The individual points were colored in the first graph according to the crime rate category and in the second graph using k means clustering (data was clustered into 4 groups in order to match with four categories of crime rate).

Even though in the second 3D graph the data was clustered using all available data and not specifically to predict crime, note that it still does a pretty good job in separating suburbs into four groups according to crime rate.

#PLOTTING 3D GRAPH FOR TRAIN SET WITH CRIME

data('Boston')
boston_scaled <- scale(Boston)
boston_scaled <- as.data.frame(boston_scaled)
n <- nrow(boston_scaled)
ind <- sample(n,  size = n * 0.8)
train <- boston_scaled[ind,]

km <- kmeans(train, centers = 4)

bins <- quantile(train$crim)
label <- c("low", "med_low", "med_high", "high")
crime <- cut(train$crim, breaks = bins, include.lowest = TRUE, label = label)
train <- data.frame(train, crime)

lda.fit <- lda(crime ~ ., data = train)

classes <- as.numeric(train$crime)

model_predictors <- dplyr::select(train, -crime)
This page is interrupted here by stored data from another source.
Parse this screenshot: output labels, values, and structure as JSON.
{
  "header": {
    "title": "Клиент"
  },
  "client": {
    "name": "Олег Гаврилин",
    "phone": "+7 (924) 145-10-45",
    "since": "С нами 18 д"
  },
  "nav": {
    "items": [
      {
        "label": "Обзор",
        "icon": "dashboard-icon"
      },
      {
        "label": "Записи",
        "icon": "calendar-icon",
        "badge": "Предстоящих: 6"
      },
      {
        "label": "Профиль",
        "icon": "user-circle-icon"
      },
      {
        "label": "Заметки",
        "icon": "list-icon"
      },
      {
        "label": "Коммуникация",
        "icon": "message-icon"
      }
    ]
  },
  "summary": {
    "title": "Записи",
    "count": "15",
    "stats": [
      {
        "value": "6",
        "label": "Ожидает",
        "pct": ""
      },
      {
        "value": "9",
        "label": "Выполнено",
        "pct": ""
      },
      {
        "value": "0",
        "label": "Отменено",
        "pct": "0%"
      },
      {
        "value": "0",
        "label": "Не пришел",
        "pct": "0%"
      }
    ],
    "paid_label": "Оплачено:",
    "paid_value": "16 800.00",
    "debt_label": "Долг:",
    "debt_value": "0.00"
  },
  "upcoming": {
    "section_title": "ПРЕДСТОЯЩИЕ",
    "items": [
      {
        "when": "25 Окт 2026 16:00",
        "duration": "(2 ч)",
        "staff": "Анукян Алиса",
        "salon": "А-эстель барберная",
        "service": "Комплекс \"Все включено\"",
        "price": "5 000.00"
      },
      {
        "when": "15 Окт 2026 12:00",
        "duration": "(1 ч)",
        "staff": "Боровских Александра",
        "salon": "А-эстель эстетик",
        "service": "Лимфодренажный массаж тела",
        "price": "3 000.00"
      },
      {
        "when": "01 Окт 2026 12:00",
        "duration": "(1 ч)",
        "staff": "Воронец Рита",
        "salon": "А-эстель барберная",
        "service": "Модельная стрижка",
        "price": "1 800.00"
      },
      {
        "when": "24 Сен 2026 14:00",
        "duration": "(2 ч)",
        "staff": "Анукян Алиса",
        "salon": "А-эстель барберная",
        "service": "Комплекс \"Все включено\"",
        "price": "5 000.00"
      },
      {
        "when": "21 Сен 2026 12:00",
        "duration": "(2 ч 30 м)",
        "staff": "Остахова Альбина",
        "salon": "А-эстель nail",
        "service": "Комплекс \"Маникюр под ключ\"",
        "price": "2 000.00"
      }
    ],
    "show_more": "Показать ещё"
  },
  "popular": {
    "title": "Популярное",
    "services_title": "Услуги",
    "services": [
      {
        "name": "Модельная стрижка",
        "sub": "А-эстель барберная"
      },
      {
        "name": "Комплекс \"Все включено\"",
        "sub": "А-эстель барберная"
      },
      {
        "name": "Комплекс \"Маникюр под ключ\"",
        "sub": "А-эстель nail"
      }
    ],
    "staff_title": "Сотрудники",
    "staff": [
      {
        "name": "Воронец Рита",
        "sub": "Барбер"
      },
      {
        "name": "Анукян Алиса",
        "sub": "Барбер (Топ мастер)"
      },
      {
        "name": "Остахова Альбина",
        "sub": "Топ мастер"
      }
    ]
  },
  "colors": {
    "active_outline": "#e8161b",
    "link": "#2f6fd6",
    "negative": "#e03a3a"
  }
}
matrix_product <- as.matrix(model_predictors) %*% lda.fit$scaling
matrix_product <- as.data.frame(matrix_product)

library(plotly)
plot_ly(x = matrix_product$LD1, y = matrix_product$LD2, z = matrix_product$LD3, type= 'scatter3d', mode='markers', color = train$crime)
library(plotly)
plot_ly(x = matrix_product$LD1, y = matrix_product$LD2, z = matrix_product$LD3, type= 'scatter3d', mode='markers', color = km$cluster)